Figure 12 demonstrates an active classic CNV with an area of blocked fluorescence around it. The CNV area alone is delineated with green to obtain the total CNV area and the greatest linear dimension is obtained from this area. The area of blocked fluorescence (lesion component) is included to assess the total lesion area. Both of these measurements are obtained in early phase of the FA. Leakage area is assessed in the late phase of the FA.
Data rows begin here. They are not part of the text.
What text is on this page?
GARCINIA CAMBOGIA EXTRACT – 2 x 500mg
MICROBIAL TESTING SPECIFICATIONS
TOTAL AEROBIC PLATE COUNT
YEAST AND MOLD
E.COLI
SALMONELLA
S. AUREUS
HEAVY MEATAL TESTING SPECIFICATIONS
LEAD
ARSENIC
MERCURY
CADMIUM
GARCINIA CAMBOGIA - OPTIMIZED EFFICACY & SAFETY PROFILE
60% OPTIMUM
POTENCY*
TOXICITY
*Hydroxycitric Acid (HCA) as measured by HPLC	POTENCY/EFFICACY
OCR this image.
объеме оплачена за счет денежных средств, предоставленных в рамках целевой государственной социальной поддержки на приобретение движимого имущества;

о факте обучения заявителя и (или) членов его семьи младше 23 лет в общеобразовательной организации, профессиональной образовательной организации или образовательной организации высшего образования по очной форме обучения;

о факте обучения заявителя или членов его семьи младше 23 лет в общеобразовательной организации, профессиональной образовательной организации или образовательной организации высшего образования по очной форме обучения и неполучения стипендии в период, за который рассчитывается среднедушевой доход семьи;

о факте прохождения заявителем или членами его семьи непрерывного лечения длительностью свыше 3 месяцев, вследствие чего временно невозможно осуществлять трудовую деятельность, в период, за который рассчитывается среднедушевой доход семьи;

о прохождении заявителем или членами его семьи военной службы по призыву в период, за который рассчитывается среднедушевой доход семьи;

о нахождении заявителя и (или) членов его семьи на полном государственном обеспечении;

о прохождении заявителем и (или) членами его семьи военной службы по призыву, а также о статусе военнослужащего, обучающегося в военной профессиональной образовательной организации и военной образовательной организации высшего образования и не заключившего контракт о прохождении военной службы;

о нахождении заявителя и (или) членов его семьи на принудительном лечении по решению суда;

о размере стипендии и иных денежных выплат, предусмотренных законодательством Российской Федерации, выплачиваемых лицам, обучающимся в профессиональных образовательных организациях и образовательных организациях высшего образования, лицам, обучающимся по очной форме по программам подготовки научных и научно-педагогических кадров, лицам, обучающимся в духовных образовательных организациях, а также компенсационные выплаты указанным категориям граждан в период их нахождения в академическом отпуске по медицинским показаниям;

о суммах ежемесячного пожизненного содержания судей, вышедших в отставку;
To summarize, angiographic evaluation is important to determine eligibility and to follow patients in clinical trials of neovascular AMD. A neovascular complex can be differentiated on FA into CNV and non-CNV components. CNV is identified as classic or occult based on the time of appearance and intensity of leakage from the CNV; classic lesions appear early, are well-defined and leak intensely, while occult CNV lesions appear in early-mid phase, leak less intensely and are ill-defined. Non-CNV components include elevated blocked fluorescence, thick blood and serous PEDs, all contiguous to the CNV. The sum of the total CNV area and the area of the non-CNV lesion components gives the total lesion area.